Alors que les catastrophes nucléaires conjointes sur au moins quatre des réacteurs de la centrale de Fukushuma Daichi s’aggravent de jour en jour, le lobby atomiste français déshonore notre pays par son impudence à vouloir tirer profit d’une tragédie humaine planétaire.
Au moment où un nombre croissant de personnes sacrifient leur santé et peut-être leur vie pour sauver ce qui peut encore l’être à la centrale nucléaire de Fukushima Daichi, le plus choquant devient de constater à quel point la catastrophe était prévue de longue date.
Le péril que constitue pour les centrales nucléaires japonaises la recrudescence sismique dans la région est dénoncé depuis au moins 2007. Mais l’on apprend maintenant que les réacteurs sinistrés faisaient l’objet d’un défaut de conception — connu par leur constructeur General Electric dès le début des années 70 — touchant notamment à leur système de refroidissement et à leur résistance en cas de défaillance de celui-ci.
En 1972, l’expert américain Stephen H. Hanauer avait recommandé l’arrêt de l’exploitation de ce type de réacteurs pour cause de risques de sûreté inacceptables [1]. Mais Joseph Hendrie, futur président de l’autorité de sûreté nucléaire américaine, avait objecté que, pour « séduisante » que fût cette idée, revenir sur la caution initiale accordée à cette technologie par les industriels et les organismes de sûreté aurait risqué de marquer « la fin de l’énergie nucléaire ». Il fallait donc, avant tout, sauver l’industrie nucléaire… et pas du tout des populations par avance sacrifiées.
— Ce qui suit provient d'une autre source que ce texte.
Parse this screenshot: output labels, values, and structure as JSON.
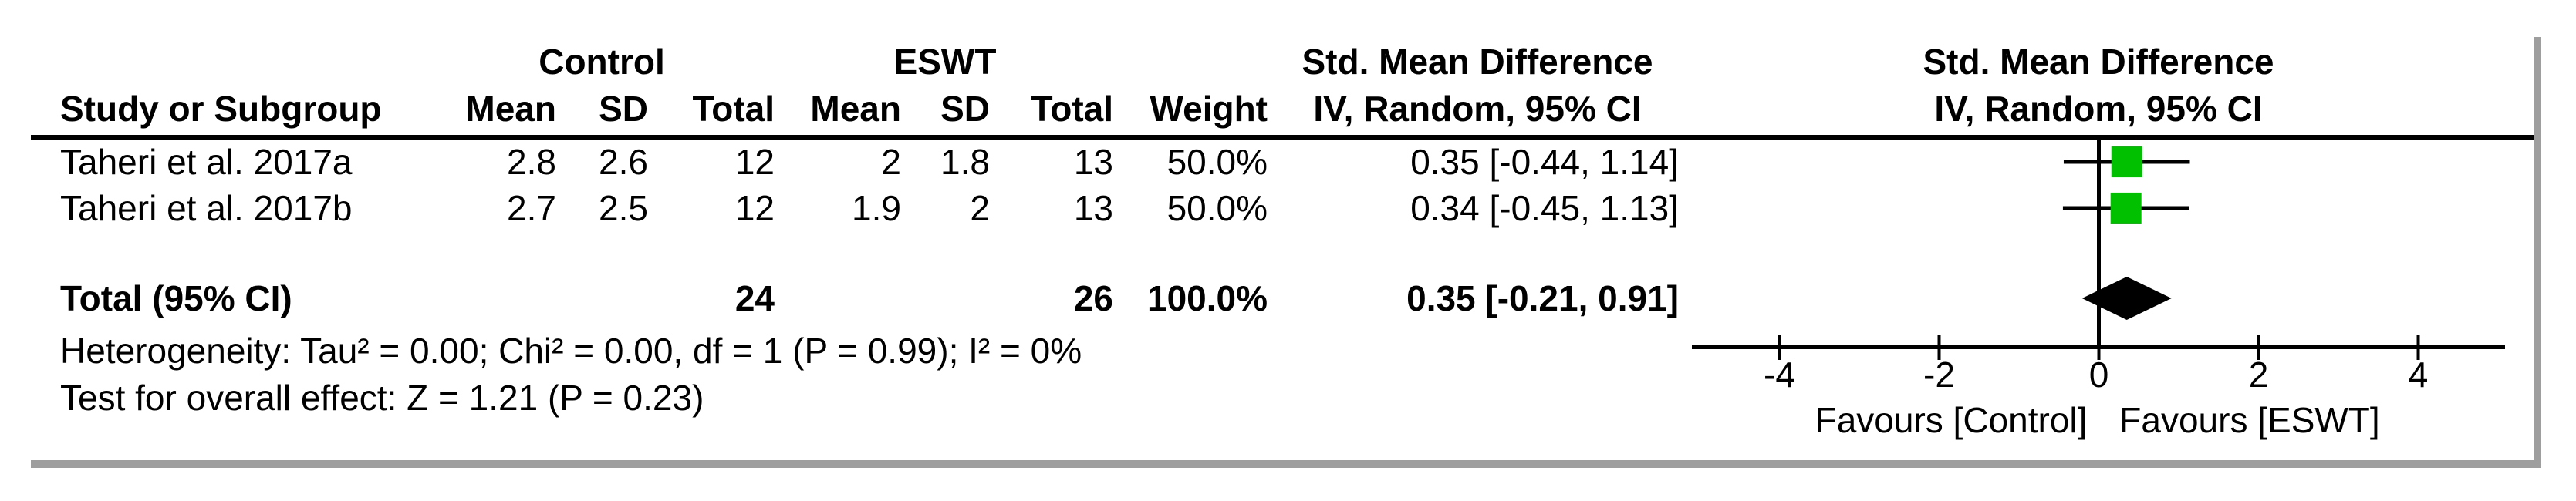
{
  "table": {
    "group_headers": {
      "group1": "Control",
      "group2": "ESWT"
    },
    "effect_header": {
      "line1": "Std. Mean Difference",
      "line2": "IV, Random, 95% CI"
    },
    "col_headers": {
      "study": "Study or Subgroup",
      "mean": "Mean",
      "sd": "SD",
      "total": "Total",
      "weight": "Weight"
    },
    "rows": [
      {
        "study": "Taheri et al. 2017a",
        "c_mean": "2.8",
        "c_sd": "2.6",
        "c_total": "12",
        "e_mean": "2",
        "e_sd": "1.8",
        "e_total": "13",
        "weight": "50.0%",
        "ci": "0.35 [-0.44, 1.14]"
      },
      {
        "study": "Taheri et al. 2017b",
        "c_mean": "2.7",
        "c_sd": "2.5",
        "c_total": "12",
        "e_mean": "1.9",
        "e_sd": "2",
        "e_total": "13",
        "weight": "50.0%",
        "ci": "0.34 [-0.45, 1.13]"
      }
    ],
    "total_row": {
      "label": "Total (95% CI)",
      "c_total": "24",
      "e_total": "26",
      "weight": "100.0%",
      "ci": "0.35 [-0.21, 0.91]"
    },
    "footnotes": {
      "heterogeneity": "Heterogeneity: Tau² = 0.00; Chi² = 0.00, df = 1 (P = 0.99); I² = 0%",
      "overall_effect": "Test for overall effect: Z = 1.21 (P = 0.23)"
    }
  },
  "chart_data": {
    "type": "forest",
    "title": "Std. Mean Difference",
    "subtitle": "IV, Random, 95% CI",
    "x_axis": {
      "ticks": [
        -4,
        -2,
        0,
        2,
        4
      ],
      "range": [
        -5.1,
        5.1
      ],
      "label_left": "Favours [Control]",
      "label_right": "Favours [ESWT]"
    },
    "studies": [
      {
        "name": "Taheri et al. 2017a",
        "smd": 0.35,
        "ci_low": -0.44,
        "ci_high": 1.14,
        "weight_pct": 50.0
      },
      {
        "name": "Taheri et al. 2017b",
        "smd": 0.34,
        "ci_low": -0.45,
        "ci_high": 1.13,
        "weight_pct": 50.0
      }
    ],
    "total": {
      "smd": 0.35,
      "ci_low": -0.21,
      "ci_high": 0.91
    },
    "marker_color": "#00C000",
    "diamond_color": "#000000"
  },
  "colors": {
    "marker_green": "#00C000",
    "frame_gray": "#9e9e9e",
    "text": "#000000"
  }
}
« Pis encore, explique Marie-Christine Gamberini, référente des Amis de la Terre France sur le nucléaire et l’énergie, malgré ces défauts de conception notoires, le réacteur 3 de Fukushima Daichi est chargé depuis septembre 2010 en combustible Mox, un mélange d’oxydes d’uranium et de plutonium. Or la présence de plutonium rend les réacteurs plus délicats à piloter tout en démultipliant la gravité des contaminations en cas d’accident. Et devinez qui a fourni sans sourciller ce Mox ? Areva ! »
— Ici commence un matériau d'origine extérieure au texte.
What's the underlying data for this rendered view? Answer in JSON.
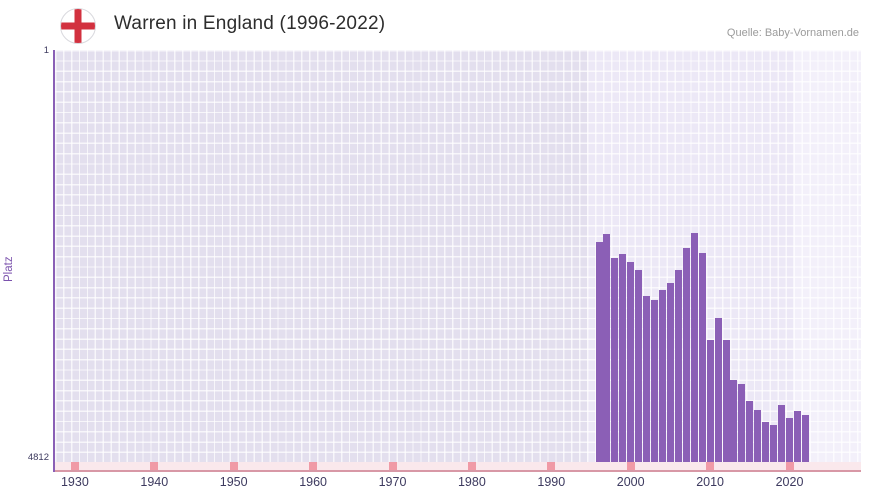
{
  "header": {
    "title": "Warren in England (1996-2022)",
    "source": "Quelle: Baby-Vornamen.de"
  },
  "chart_data": {
    "type": "bar",
    "title": "Warren in England (1996-2022)",
    "xlabel": "",
    "ylabel": "Platz",
    "grid": "on",
    "legend": "none",
    "y_axis": {
      "min": 1,
      "max": 4812,
      "inverted": true,
      "top_tick_label": "1",
      "bottom_tick_label": "4812"
    },
    "x_axis": {
      "year_start": 1927.5,
      "year_end": 2029,
      "ticks": [
        1930,
        1940,
        1950,
        1960,
        1970,
        1980,
        1990,
        2000,
        2010,
        2020
      ]
    },
    "categories": [
      1996,
      1997,
      1998,
      1999,
      2000,
      2001,
      2002,
      2003,
      2004,
      2005,
      2006,
      2007,
      2008,
      2009,
      2010,
      2011,
      2012,
      2013,
      2014,
      2015,
      2016,
      2017,
      2018,
      2019,
      2020,
      2021,
      2022
    ],
    "values": [
      2240,
      2150,
      2430,
      2380,
      2480,
      2570,
      2870,
      2920,
      2800,
      2720,
      2570,
      2310,
      2140,
      2370,
      3390,
      3130,
      3390,
      3850,
      3900,
      4100,
      4200,
      4340,
      4380,
      4140,
      4300,
      4220,
      4260
    ],
    "bar_color": "#8b5fb6",
    "highlight_band": {
      "from": 1994.5,
      "to": 2020.5
    }
  },
  "colors": {
    "bar": "#8b5fb6",
    "axis": "#8a5fb6",
    "plot_background": "#e3dfee",
    "band_light": "#ece8f6",
    "band_lighter": "#f3f0fa",
    "strip_background": "#fae8ec",
    "strip_mark": "#f09aa6",
    "flag_cross_red": "#d2313f",
    "y_axis_label": "#7b52ad",
    "tick_text": "#3d3a5f"
  }
}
« Dès lors, s’indigne Martine Laplante, présidente des Amis de la Terre France, comment Anne Lauvergeon peut-elle oser plastronner que le savoir-faire nucléaire français est le meilleur de la planète et devrait être le leader d’une “nouvelle gouvernance mondiale” en la matière ? Comment le PDG d’EDF peut-il comparer la catastrophe en cours avec un crash d’avion et avoir le cynisme de proposer aux Japonais l’expertise de son groupe et « son retour d’expérience » ? »
Comme le notait encore en 2001 le physicien nucléaire Roger Belbeoch : « Le crime nucléaire a un statut juridique tout à fait original. Généralement, il y a crime lorsqu’on a découvert une victime et l’identification du criminel est la tâche de la justice. Avec le rayonnement, les criminels sont connus mais les victimes demeureront inconnues. On pourra seulement les dénombrer mais ce n’est pas la tâche de la justice, et l’impunité est garantie. » [2]
Pour les Amis de la Terre, cette impunité a assez duré. Ce ne sont plus seulement les « générations futures » qui sont menacées, mais l’humanité actuelle. En matière atomique, la seule « gouvernance mondiale » tolérable est celle qui devra trouver les moyens de veiller pendant des millénaires sur les déchets radioactifs et les zones contaminées après que cette source d’énergie mortifère aura été abandonnée. Quant à prétendre au nom de « la » science, du « progrès » et du « développement » que l’on n’aurait plus le choix, c’est tout bonnement inadmissible.
Comme l’affirmait dès 1977 le philosophe Günther Anders, réfugié de l’Allemagne nazie et premier mari de Hannah Arendt, à propos du nucléaire qu’il considérait comme la principale menace pour l’humanité, « la tâche morale la plus importante aujourd’hui consiste à faire comprendre aux hommes qu’ils doivent s’inquiéter et qu’ils doivent ouvertement proclamer leur peur légitime. Mettre en garde contre la panique que nous semons est criminel. » [3].
Notes
[1] Tchernoblues, de la servitude volontaire à la nécessité de la servitude, L’Esprit frappeur, 2001.
[2] http://www.nytimes.com/2011/03/16/w...
[3] Günther Anders, Et si je suis désespéré, que voulez-vous que j’y fasse, trad. Christophe David, éditions Allia 2001.